[FEAT] Vision support in PDF parsing

Mintplex-Labs / anything-llm

The all-in-one Desktop & Docker AI application with built-in RAG, AI agents, and more.

https://anythingllm.com

MIT License

27.89k stars 2.83k forks source link

[FEAT] Vision support in PDF parsing #510

Open huicewang opened 11 months ago

huicewang commented 11 months ago

If the knowledge base consists of image materials or PDF files containing image information, is it currently not supported? Will there be support for OCR recognition technology for images in the future? If so, when can this be expected to be implemented? Thank you.
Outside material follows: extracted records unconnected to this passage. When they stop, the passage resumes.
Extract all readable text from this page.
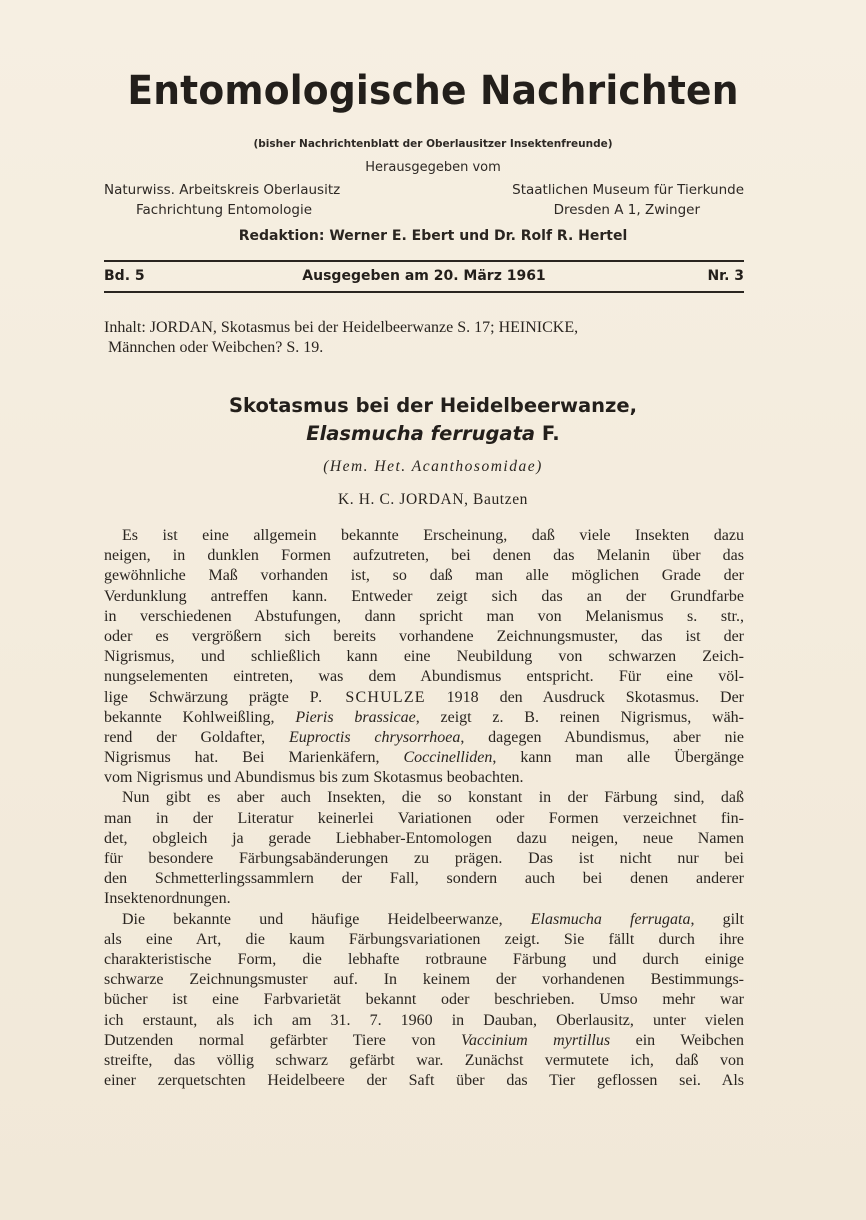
Entomologische Nachrichten
(bisher Nachrichtenblatt der Oberlausitzer Insektenfreunde)
Herausgegeben vom
Naturwiss. Arbeitskreis Oberlausitz
Fachrichtung Entomologie
Staatlichen Museum für Tierkunde
Dresden A 1, Zwinger
Redaktion: Werner E. Ebert und Dr. Rolf R. Hertel
Bd. 5	Ausgegeben am 20. März 1961	Nr. 3
Inhalt: JORDAN, Skotasmus bei der Heidelbeerwanze S. 17; HEINICKE,
Männchen oder Weibchen? S. 19.
Skotasmus bei der Heidelbeerwanze,
Elasmucha ferrugata F.
(Hem. Het. Acanthosomidae)
K. H. C. JORDAN, Bautzen
Es ist eine allgemein bekannte Erscheinung, daß viele Insekten dazu
neigen, in dunklen Formen aufzutreten, bei denen das Melanin über das
gewöhnliche Maß vorhanden ist, so daß man alle möglichen Grade der
Verdunklung antreffen kann. Entweder zeigt sich das an der Grundfarbe
in verschiedenen Abstufungen, dann spricht man von Melanismus s. str.,
oder es vergrößern sich bereits vorhandene Zeichnungsmuster, das ist der
Nigrismus, und schließlich kann eine Neubildung von schwarzen Zeich-
nungselementen eintreten, was dem Abundismus entspricht. Für eine völ-
lige Schwärzung prägte P. SCHULZE 1918 den Ausdruck Skotasmus. Der
bekannte Kohlweißling, Pieris brassicae, zeigt z. B. reinen Nigrismus, wäh-
rend der Goldafter, Euproctis chrysorrhoea, dagegen Abundismus, aber nie
Nigrismus hat. Bei Marienkäfern, Coccinelliden, kann man alle Übergänge
vom Nigrismus und Abundismus bis zum Skotasmus beobachten.
Nun gibt es aber auch Insekten, die so konstant in der Färbung sind, daß
man in der Literatur keinerlei Variationen oder Formen verzeichnet fin-
det, obgleich ja gerade Liebhaber-Entomologen dazu neigen, neue Namen
für besondere Färbungsabänderungen zu prägen. Das ist nicht nur bei
den Schmetterlingssammlern der Fall, sondern auch bei denen anderer
Insektenordnungen.
Die bekannte und häufige Heidelbeerwanze, Elasmucha ferrugata, gilt
als eine Art, die kaum Färbungsvariationen zeigt. Sie fällt durch ihre
charakteristische Form, die lebhafte rotbraune Färbung und durch einige
schwarze Zeichnungsmuster auf. In keinem der vorhandenen Bestimmungs-
bücher ist eine Farbvarietät bekannt oder beschrieben. Umso mehr war
ich erstaunt, als ich am 31. 7. 1960 in Dauban, Oberlausitz, unter vielen
Dutzenden normal gefärbter Tiere von Vaccinium myrtillus ein Weibchen
streifte, das völlig schwarz gefärbt war. Zunächst vermutete ich, daß von
einer zerquetschten Heidelbeere der Saft über das Tier geflossen sei. Als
timothycarambat commented 11 months ago

We currently do not have a timeline or plan to implement full OCR scanning of PDFs with text + images unless it can be done agnostic of the model selected by the instance. Not all model providers support a form of vision and even then, we do not use a LLM for parsing of PDF text.

Will mark as feature request

fmg-tomdifulvio commented 4 months ago

Could allow insertion of API key for Azure Document Intelligence? Or even to GPT4o...

oatmealm commented 3 months ago

I'm using Tika for that. Openwebui now supports it officially for text extraction. Latest version docker image installed with the libraries required to work with PDFs containing images.